Foie gras marinated with verjuice grape and fine wafer of button mushrooms
Astrance
Chef: Pascal Barbot
Country: Francia
City: 75016 París
Address: 4, Beethoven
(+33)0140508440astrance@nerim.fr
This is Pascal Barbot’s most emblematic dish –the latest French chef in reaching stardom and the main representative of French avant-garde cuisine. The only proposal that remains on the menu since he opened his restaurant. That does not mean that this is the best one, of course, but it is undoubtedly the most commercial one; hence its timeless character. This is a natural, light and aesthetic millefeuille which preserves the purity and the presence of each component. The foie gras and the mushrooms are expressed in all their rawness and enhanced with some magical counterpoints that give the dish all its grace and splendor. A daring, simple and pure proposal.
The Recipe
3 sheets Brick dough
20 g melted butter
4 tablespoon maple syrup
1 foie gras lobe (separate both lobes, use the biggest and set the smallest aside for another use)
1 l verjuice grape, unrefined sea salt, fresh pepper, mushroom powder
12 button mushrooms (big and white)
2 tablespoon lemon jam, 1 lemon, 1 orange peel
Hazelnut oil
Let the butter melt into a small saucepan. Add the marple syrup, mix and set aside. Spread the Brick dough sheets one by one and coat with the butter-marple syrup mixture. Superimpose the Brick dough sheets, cut a 12 centimeter circle and bake for 10 minutes at 160° C between two sheets. Set aside.
Let the foie gras marinate for 3 hours.
Strain, cut some big filets and season with sea salt and fresh pepper.

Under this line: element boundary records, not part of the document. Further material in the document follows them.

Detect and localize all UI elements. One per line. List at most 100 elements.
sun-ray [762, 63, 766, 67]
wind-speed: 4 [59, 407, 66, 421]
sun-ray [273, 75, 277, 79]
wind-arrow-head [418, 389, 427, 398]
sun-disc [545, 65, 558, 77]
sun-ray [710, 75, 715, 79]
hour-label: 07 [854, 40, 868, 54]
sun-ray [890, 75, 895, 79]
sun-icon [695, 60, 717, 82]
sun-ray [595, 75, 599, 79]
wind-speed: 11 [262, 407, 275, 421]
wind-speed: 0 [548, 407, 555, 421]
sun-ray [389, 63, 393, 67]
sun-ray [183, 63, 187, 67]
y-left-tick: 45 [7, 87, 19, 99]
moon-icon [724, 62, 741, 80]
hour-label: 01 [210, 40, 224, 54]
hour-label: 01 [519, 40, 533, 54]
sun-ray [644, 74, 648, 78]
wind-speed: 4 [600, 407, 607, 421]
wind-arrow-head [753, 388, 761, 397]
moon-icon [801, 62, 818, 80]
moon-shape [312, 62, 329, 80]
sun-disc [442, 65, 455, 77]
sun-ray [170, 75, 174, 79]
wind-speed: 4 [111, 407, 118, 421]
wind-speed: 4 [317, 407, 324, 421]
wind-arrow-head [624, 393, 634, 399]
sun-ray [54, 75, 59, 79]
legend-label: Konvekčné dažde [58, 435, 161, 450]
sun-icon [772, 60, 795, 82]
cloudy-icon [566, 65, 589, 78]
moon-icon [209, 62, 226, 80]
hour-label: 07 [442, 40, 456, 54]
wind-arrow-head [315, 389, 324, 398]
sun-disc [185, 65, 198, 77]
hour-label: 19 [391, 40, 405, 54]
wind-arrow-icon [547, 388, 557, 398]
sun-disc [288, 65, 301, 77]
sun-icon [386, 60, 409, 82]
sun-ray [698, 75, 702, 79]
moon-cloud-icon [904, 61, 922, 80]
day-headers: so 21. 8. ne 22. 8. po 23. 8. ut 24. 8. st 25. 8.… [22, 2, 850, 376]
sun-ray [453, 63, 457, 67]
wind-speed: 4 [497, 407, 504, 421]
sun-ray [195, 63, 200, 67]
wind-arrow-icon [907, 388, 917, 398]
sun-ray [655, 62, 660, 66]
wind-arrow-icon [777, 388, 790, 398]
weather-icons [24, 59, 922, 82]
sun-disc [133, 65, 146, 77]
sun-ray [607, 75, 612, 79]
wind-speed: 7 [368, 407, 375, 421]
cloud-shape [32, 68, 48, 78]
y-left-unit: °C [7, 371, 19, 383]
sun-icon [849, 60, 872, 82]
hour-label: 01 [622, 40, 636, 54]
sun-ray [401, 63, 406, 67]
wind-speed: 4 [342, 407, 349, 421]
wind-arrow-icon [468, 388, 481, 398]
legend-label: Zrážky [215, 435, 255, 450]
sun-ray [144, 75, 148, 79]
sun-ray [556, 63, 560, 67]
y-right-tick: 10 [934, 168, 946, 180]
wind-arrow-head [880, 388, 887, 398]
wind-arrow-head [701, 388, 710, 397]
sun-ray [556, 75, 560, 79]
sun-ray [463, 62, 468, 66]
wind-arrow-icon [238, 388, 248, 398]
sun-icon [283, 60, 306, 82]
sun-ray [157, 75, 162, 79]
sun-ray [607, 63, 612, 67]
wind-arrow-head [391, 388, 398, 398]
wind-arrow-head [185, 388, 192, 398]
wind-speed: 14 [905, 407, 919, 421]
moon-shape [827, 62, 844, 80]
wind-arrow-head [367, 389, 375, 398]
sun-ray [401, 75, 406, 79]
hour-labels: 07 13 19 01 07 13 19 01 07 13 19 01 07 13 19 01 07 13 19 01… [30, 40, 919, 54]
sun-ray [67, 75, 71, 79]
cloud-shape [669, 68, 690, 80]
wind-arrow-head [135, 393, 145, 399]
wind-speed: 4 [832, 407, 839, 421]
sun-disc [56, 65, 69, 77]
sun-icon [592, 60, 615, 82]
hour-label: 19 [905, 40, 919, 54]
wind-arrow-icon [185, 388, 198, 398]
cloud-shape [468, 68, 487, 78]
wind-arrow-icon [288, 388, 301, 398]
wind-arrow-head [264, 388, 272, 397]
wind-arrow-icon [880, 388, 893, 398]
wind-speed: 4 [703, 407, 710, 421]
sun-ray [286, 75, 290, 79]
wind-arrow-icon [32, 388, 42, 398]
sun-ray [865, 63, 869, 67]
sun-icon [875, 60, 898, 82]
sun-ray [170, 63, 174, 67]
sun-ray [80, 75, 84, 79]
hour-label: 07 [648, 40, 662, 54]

Peel the mushrooms and sprinkle with lemon to avoid oxidation. Cut nice mushroom slices, season with lemon juice, hazelnut oil, sea salt and orange peel.
Finishing
Onto the circle of Brick dough sheet, put a layer of seasoned mushrooms, a layer of foie gras slices, another layer of mushrooms, another one of foie gras, and finish with a layer of mushrooms that have not been seasoned, topped with mushroom powder. Cut the wafer into 4 parts and serve with lemon jam.